Master of Science (MS)

Department/Program

Forensic Science

Language

English

First Advisor

Angelique Corthals

Second Reader

Nicholas Petraco

Third Advisor

Peter Shenkin

Abstract

Decomposition and burning of human remains are frequently encountered in forensic cases, and pose a challenge at determining an accurate cause of death. At autopsy, macroscopic techniques fail to reach beyond superficial layers of degraded tissue to identify wound morphology that characterizes blunt-force gunshot, and sharp-force trauma. The postmortem damage imparted on tissue with pre-existing injuries, obstructs the external features of trauma. Exploring beyond charred and decayed superficial tissue, histo-morphological patterns of injury are still identifiable as shown in this thesis. With detailed observation to the pattern of tissue disruption- an understanding of the type of trauma imposed can be found.
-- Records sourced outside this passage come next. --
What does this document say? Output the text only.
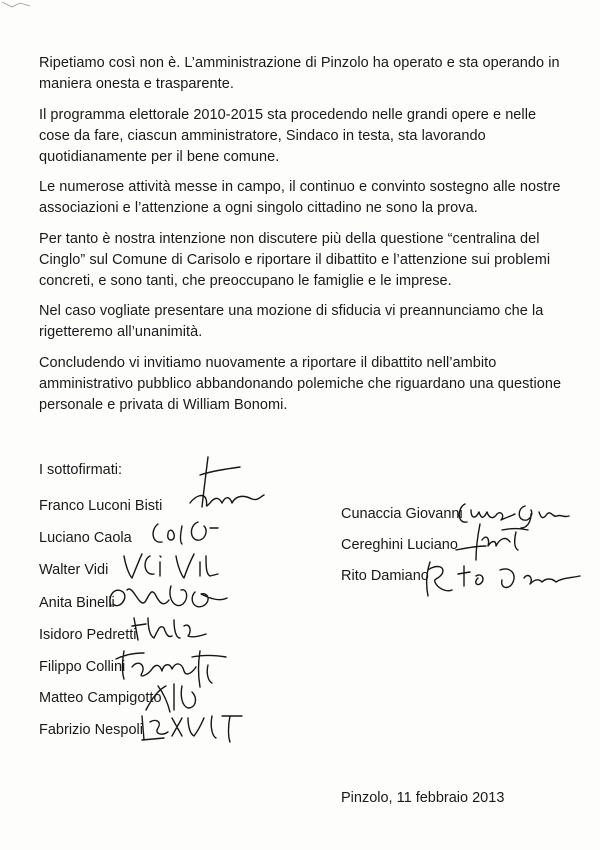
Ripetiamo così non è. L’amministrazione di Pinzolo ha operato e sta operando in maniera onesta e trasparente.

Il programma elettorale 2010-2015 sta procedendo nelle grandi opere e nelle cose da fare, ciascun amministratore, Sindaco in testa, sta lavorando quotidianamente per il bene comune.

Le numerose attività messe in campo, il continuo e convinto sostegno alle nostre associazioni e l’attenzione a ogni singolo cittadino ne sono la prova.

Per tanto è nostra intenzione non discutere più della questione “centralina del Cinglo” sul Comune di Carisolo e riportare il dibattito e l’attenzione sui problemi concreti, e sono tanti, che preoccupano le famiglie e le imprese.

Nel caso vogliate presentare una mozione di sfiducia vi preannunciamo che la rigetteremo all’unanimità.

Concludendo vi invitiamo nuovamente a riportare il dibattito nell’ambito amministrativo pubblico abbandonando polemiche che riguardano una questione personale e privata di William Bonomi.

I sottofirmati:
Franco Luconi Bisti
Luciano Caola
Walter Vidi
Anita Binelli
Isidoro Pedretti
Filippo Collini
Matteo Campigotto
Fabrizio Nespoli
Cunaccia Giovanni
Cereghini Luciano
Rito Damiano
Pinzolo, 11 febbraio 2013
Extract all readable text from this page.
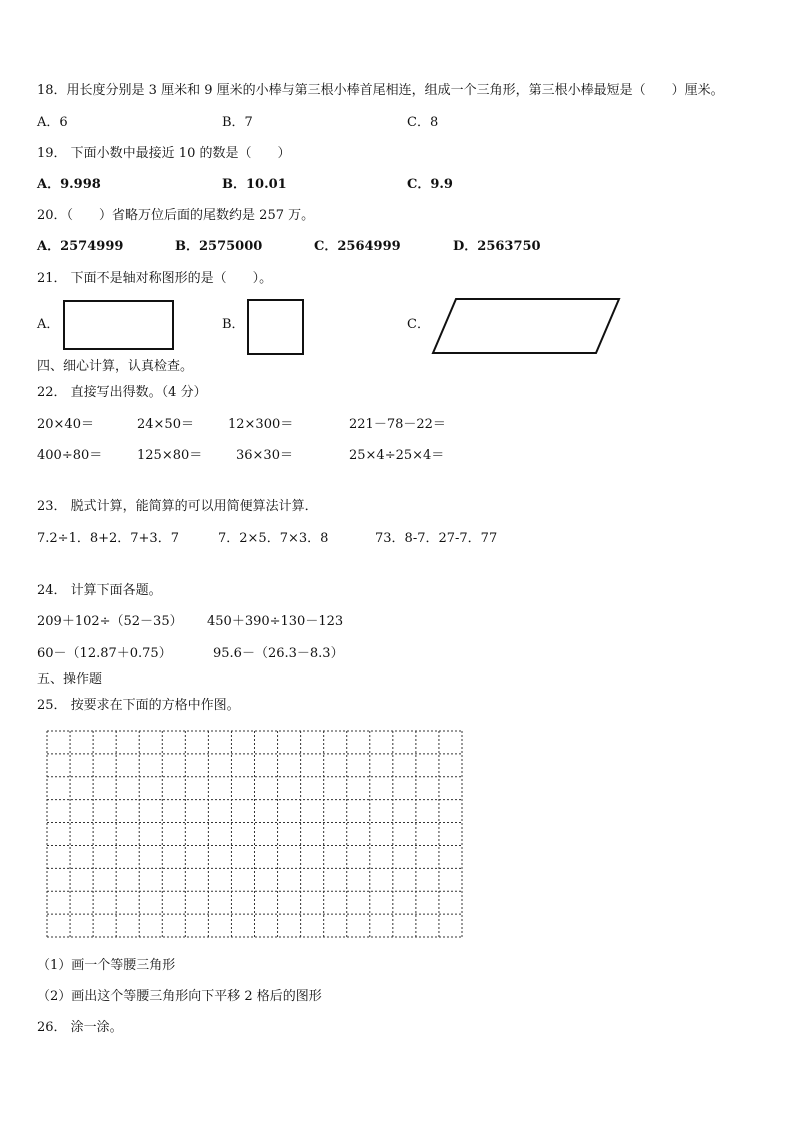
18．用长度分别是 3 厘米和 9 厘米的小棒与第三根小棒首尾相连，组成一个三角形，第三根小棒最短是（　　）厘米。
A．6	B．7	C．8
19． 下面小数中最接近 10 的数是（　　）
A．9.998	B．10.01	C．9.9
20．（　　）省略万位后面的尾数约是 257 万。
A．2574999	B．2575000	C．2564999	D．2563750
21． 下面不是轴对称图形的是（　　）。
A．	B．	C．
四、细心计算，认真检查。
22． 直接写出得数。（4 分）
20×40＝	24×50＝	12×300＝	221－78－22＝
400÷80＝	125×80＝	36×30＝	25×4÷25×4＝
23． 脱式计算，能简算的可以用简便算法计算．
7.2÷1．8+2．7+3．7	7．2×5．7×3．8	73．8-7．27-7．77
24． 计算下面各题。
209＋102÷（52－35） 450＋390÷130－123
60－（12.87＋0.75）	95.6－（26.3－8.3）
五、操作题
25． 按要求在下面的方格中作图。
（1）画一个等腰三角形
（2）画出这个等腰三角形向下平移 2 格后的图形
26． 涂一涂。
Tissue injuries are exaggerated by thermal effects of burning and degraded by the taphonomic effects. This work aims to explore histomorphological findings of such challenging samples. Together with bone toolmark analysis, the information obtained from tissue trauma morphology can be applied to further develop models that can aid in the identification of trauma type and the tools used to inflict it.